Owen Hatherley; Peter Murray, NLA; Ben Darbyshire, HTA Architects; Stewart Murray, GLA & Lionel Eid, AADipl2013; chaired by John Worthington, AA Council
How to meet London’s housing needs is one of the most pressing issues facing the capital today. The Architectural Association School of Architecture is joining in the debate and as part of its public programme, is holding a series of events next spring to bring together architects, politicians, planners, developers and commentators to debate the key questions. The series will culminate in an open jury when students of the AA will share their ideas with an audience comprising speakers, academics, members and fellow students.
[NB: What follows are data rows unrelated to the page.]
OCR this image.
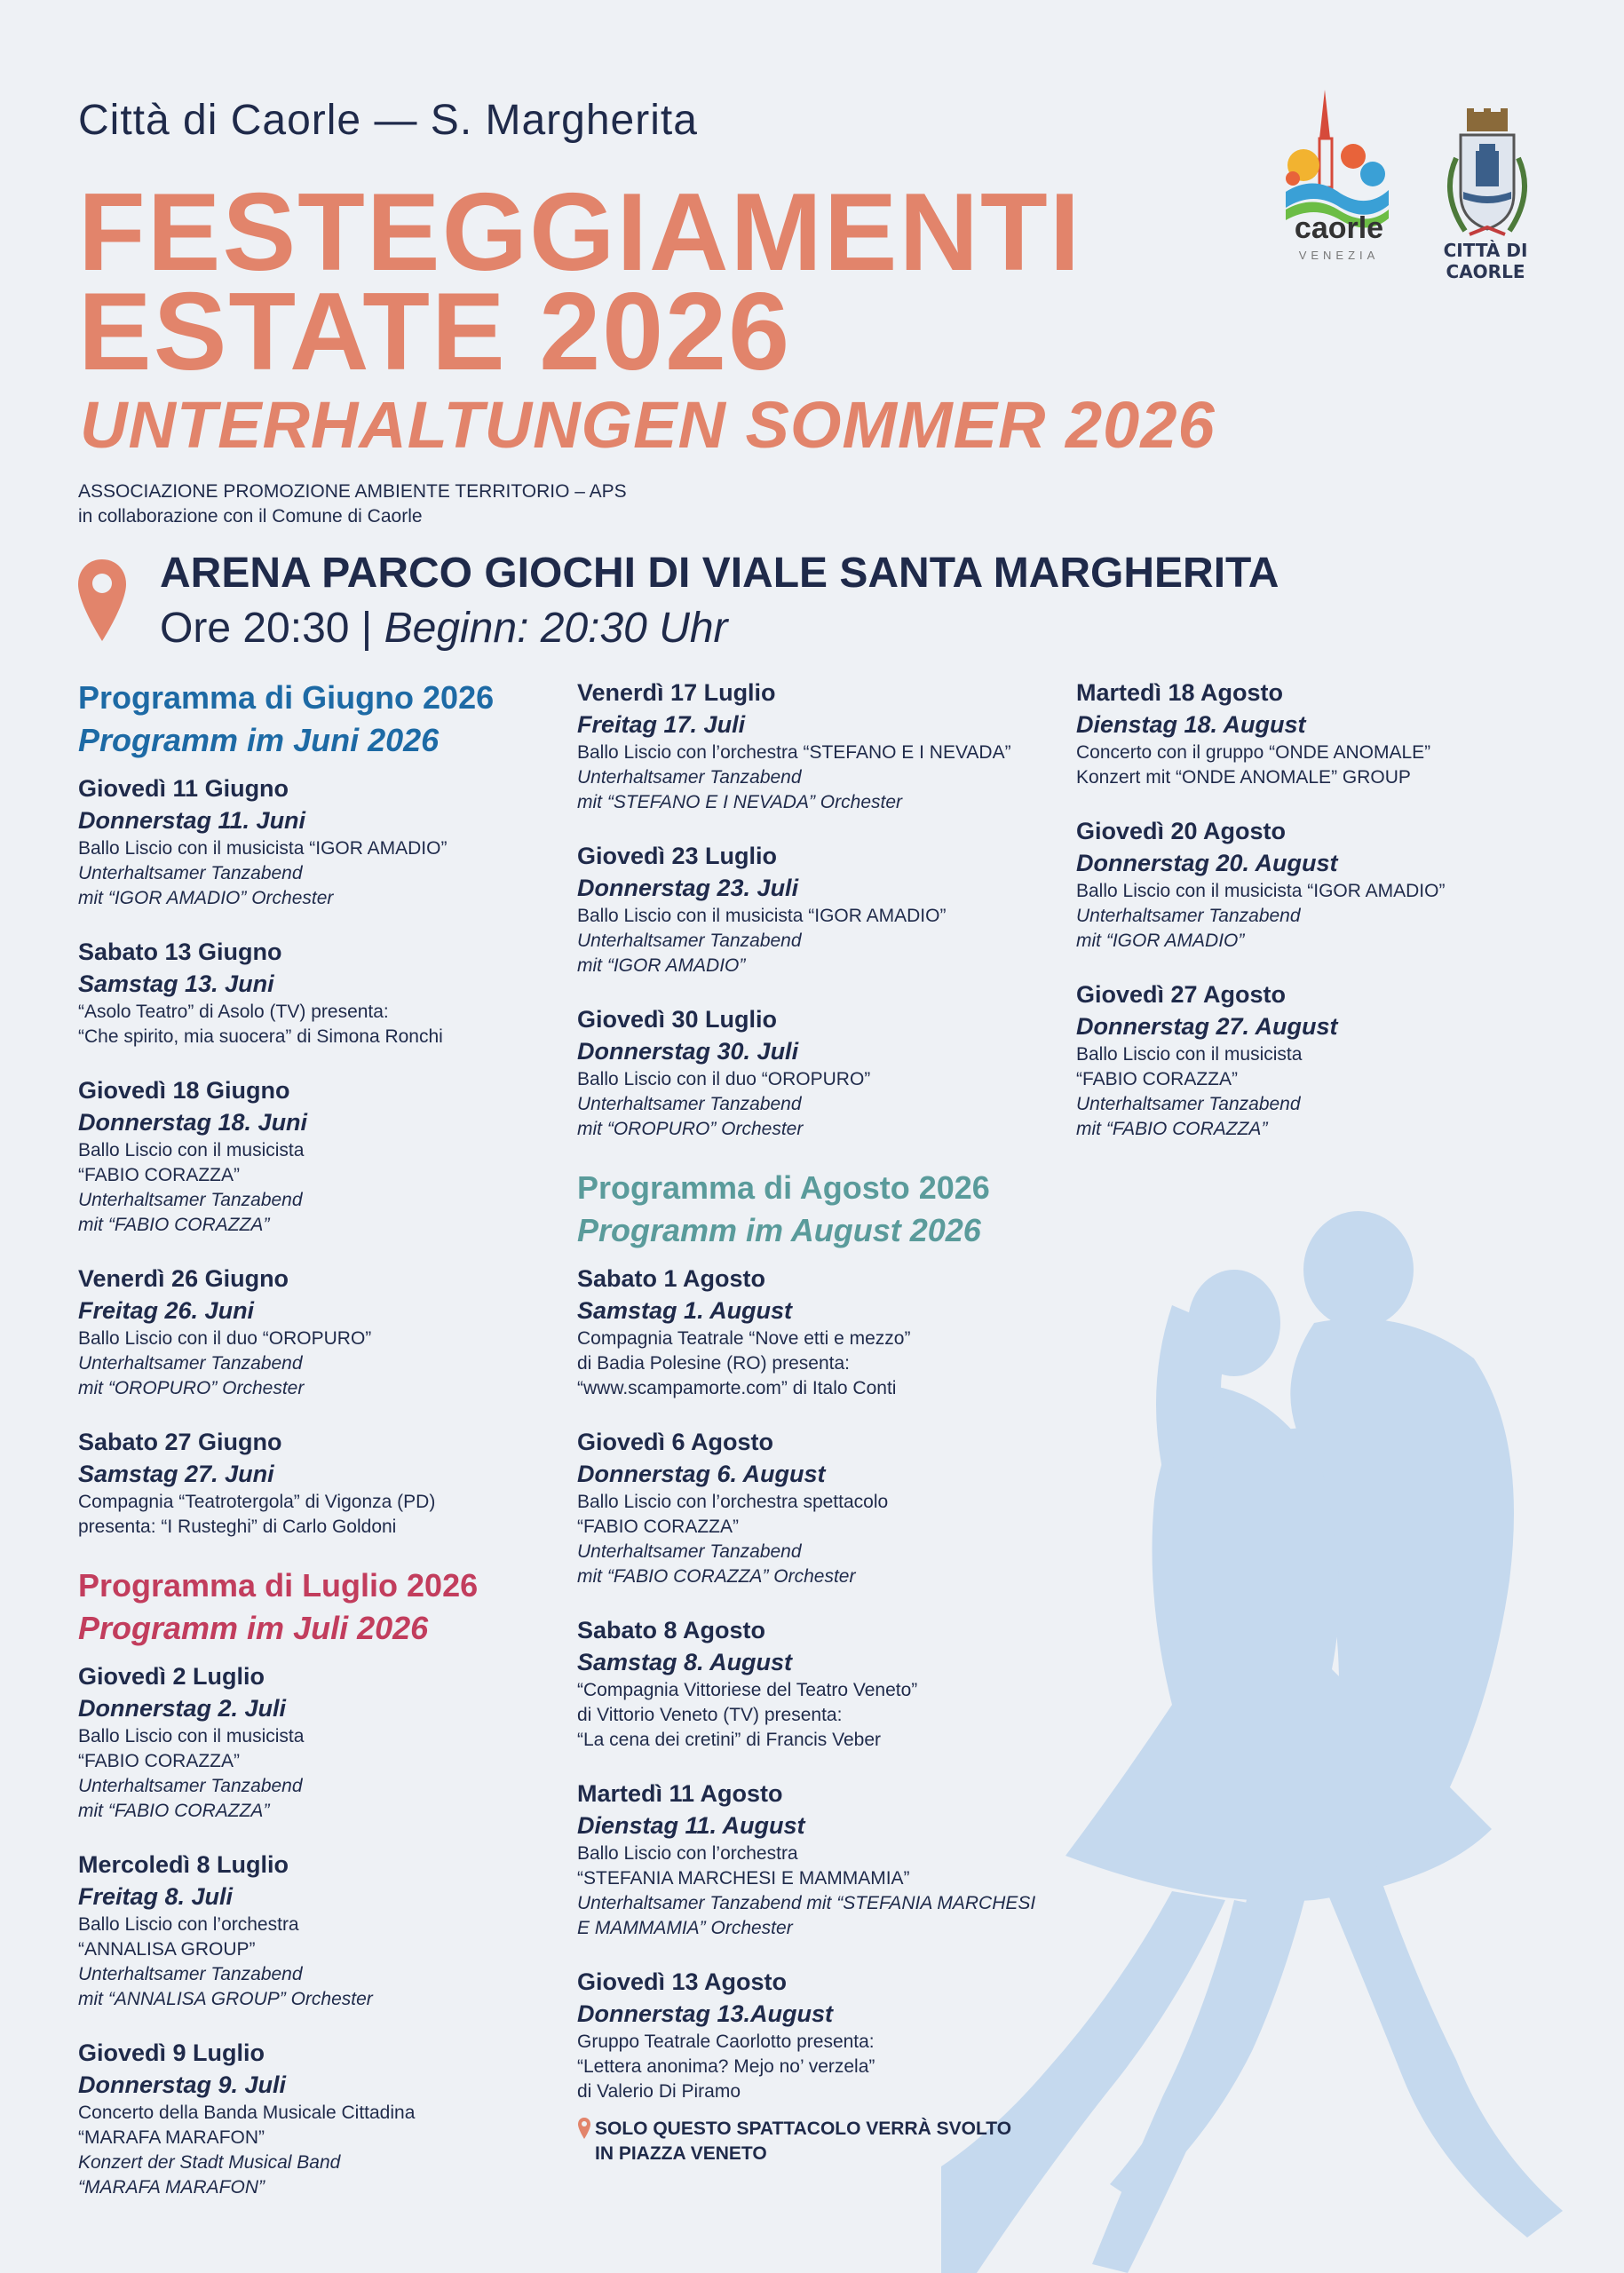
Città di Caorle — S. Margherita
FESTEGGIAMENTI
ESTATE 2026
UNTERHALTUNGEN SOMMER 2026
ASSOCIAZIONE PROMOZIONE AMBIENTE TERRITORIO – APS
in collaborazione con il Comune di Caorle
caorle
VENEZIA	CITTÀ DI CAORLE
ARENA PARCO GIOCHI DI VIALE SANTA MARGHERITA
Ore 20:30 | Beginn: 20:30 Uhr
Programma di Giugno 2026
Programm im Juni 2026
Giovedì 11 Giugno
Donnerstag 11. Juni
Ballo Liscio con il musicista “IGOR AMADIO”
Unterhaltsamer Tanzabend
mit “IGOR AMADIO” Orchester
Sabato 13 Giugno
Samstag 13. Juni
“Asolo Teatro” di Asolo (TV) presenta:
“Che spirito, mia suocera” di Simona Ronchi
Giovedì 18 Giugno
Donnerstag 18. Juni
Ballo Liscio con il musicista
“FABIO CORAZZA”
Unterhaltsamer Tanzabend
mit “FABIO CORAZZA”
Venerdì 26 Giugno
Freitag 26. Juni
Ballo Liscio con il duo “OROPURO”
Unterhaltsamer Tanzabend
mit “OROPURO” Orchester
Sabato 27 Giugno
Samstag 27. Juni
Compagnia “Teatrotergola” di Vigonza (PD)
presenta: “I Rusteghi” di Carlo Goldoni
Programma di Luglio 2026
Programm im Juli 2026
Giovedì 2 Luglio
Donnerstag 2. Juli
Ballo Liscio con il musicista
“FABIO CORAZZA”
Unterhaltsamer Tanzabend
mit “FABIO CORAZZA”
Mercoledì 8 Luglio
Freitag 8. Juli
Ballo Liscio con l’orchestra
“ANNALISA GROUP”
Unterhaltsamer Tanzabend
mit “ANNALISA GROUP” Orchester
Giovedì 9 Luglio
Donnerstag 9. Juli
Concerto della Banda Musicale Cittadina
“MARAFA MARAFON”
Konzert der Stadt Musical Band
“MARAFA MARAFON”
Venerdì 17 Luglio
Freitag 17. Juli
Ballo Liscio con l’orchestra “STEFANO E I NEVADA”
Unterhaltsamer Tanzabend
mit “STEFANO E I NEVADA” Orchester
Giovedì 23 Luglio
Donnerstag 23. Juli
Ballo Liscio con il musicista “IGOR AMADIO”
Unterhaltsamer Tanzabend
mit “IGOR AMADIO”
Giovedì 30 Luglio
Donnerstag 30. Juli
Ballo Liscio con il duo “OROPURO”
Unterhaltsamer Tanzabend
mit “OROPURO” Orchester
Programma di Agosto 2026
Programm im August 2026
Sabato 1 Agosto
Samstag 1. August
Compagnia Teatrale “Nove etti e mezzo”
di Badia Polesine (RO) presenta:
“www.scampamorte.com” di Italo Conti
Giovedì 6 Agosto
Donnerstag 6. August
Ballo Liscio con l’orchestra spettacolo
“FABIO CORAZZA”
Unterhaltsamer Tanzabend
mit “FABIO CORAZZA” Orchester
Sabato 8 Agosto
Samstag 8. August
“Compagnia Vittoriese del Teatro Veneto”
di Vittorio Veneto (TV) presenta:
“La cena dei cretini” di Francis Veber
Martedì 11 Agosto
Dienstag 11. August
Ballo Liscio con l’orchestra
“STEFANIA MARCHESI E MAMMAMIA”
Unterhaltsamer Tanzabend mit “STEFANIA MARCHESI
E MAMMAMIA” Orchester
Giovedì 13 Agosto
Donnerstag 13.August
Gruppo Teatrale Caorlotto presenta:
“Lettera anonima? Mejo no’ verzela”
di Valerio Di Piramo
SOLO QUESTO SPATTACOLO VERRÀ SVOLTO
IN PIAZZA VENETO
Martedì 18 Agosto
Dienstag 18. August
Concerto con il gruppo “ONDE ANOMALE”
Konzert mit “ONDE ANOMALE” GROUP
Giovedì 20 Agosto
Donnerstag 20. August
Ballo Liscio con il musicista “IGOR AMADIO”
Unterhaltsamer Tanzabend
mit “IGOR AMADIO”
Giovedì 27 Agosto
Donnerstag 27. August
Ballo Liscio con il musicista
“FABIO CORAZZA”
Unterhaltsamer Tanzabend
mit “FABIO CORAZZA”
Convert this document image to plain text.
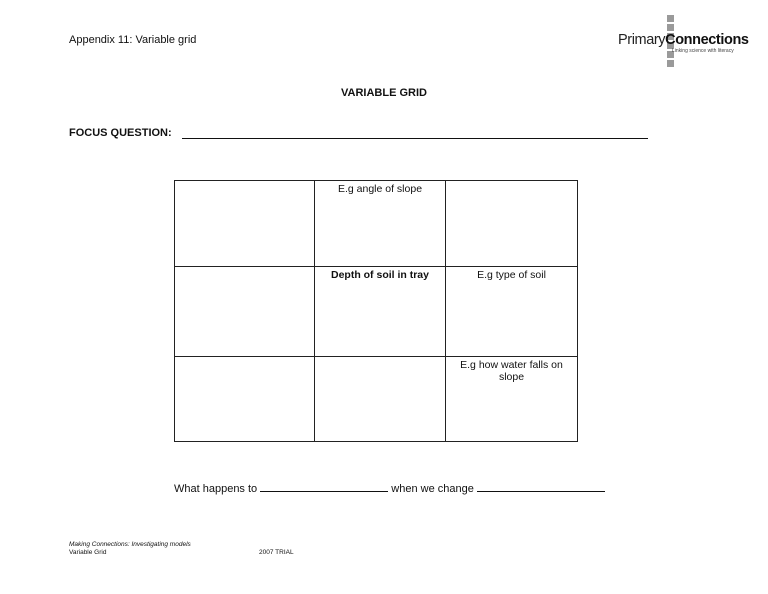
Appendix 11: Variable grid	PrimaryConnections
Linking science with literacy
VARIABLE GRID
FOCUS QUESTION:
	E.g angle of slope	
	Depth of soil in tray	E.g type of soil
		E.g how water falls on slope
What happens to	when we change
Making Connections: Investigating models
Variable Grid	2007 TRIAL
The open jury will enable students to present their work to the participants in this series, and will be followed by a closing session which will bring together the key outcomes of the debates.
Owen Hatherley was born in Southampton, England in 1981. He received his doctorate in 2011 from Birkbeck College, London for a thesis on ‘The Political Aesthetics of Americanism in Weimar Germany and the Soviet Union, 1919-34’. He works as a freelance writer on architecture and cultural politics, and is the author of four books - Militant Modernism (Zero, 2009), A Guide to the New Ruins of Great Britain (Verso, 2010), Uncommon – An Essay on Pulp (Zero, 2011), the forthcoming A New Kind of Bleak – Journeys through Urban Britain (Verso 2012), and a forthcoming e-book on squares in Eastern Europe, Across the Plaza (Strelka, 2012).
Lionel Eid is an urban designer at Allies and Morrison currently involved in a wide range of masterplans across London. He trained at the Architectural Association where he now teaches Histories & Theories. Lionel was editor of the journal MOINOPOLIS and writes regularly for Building Design.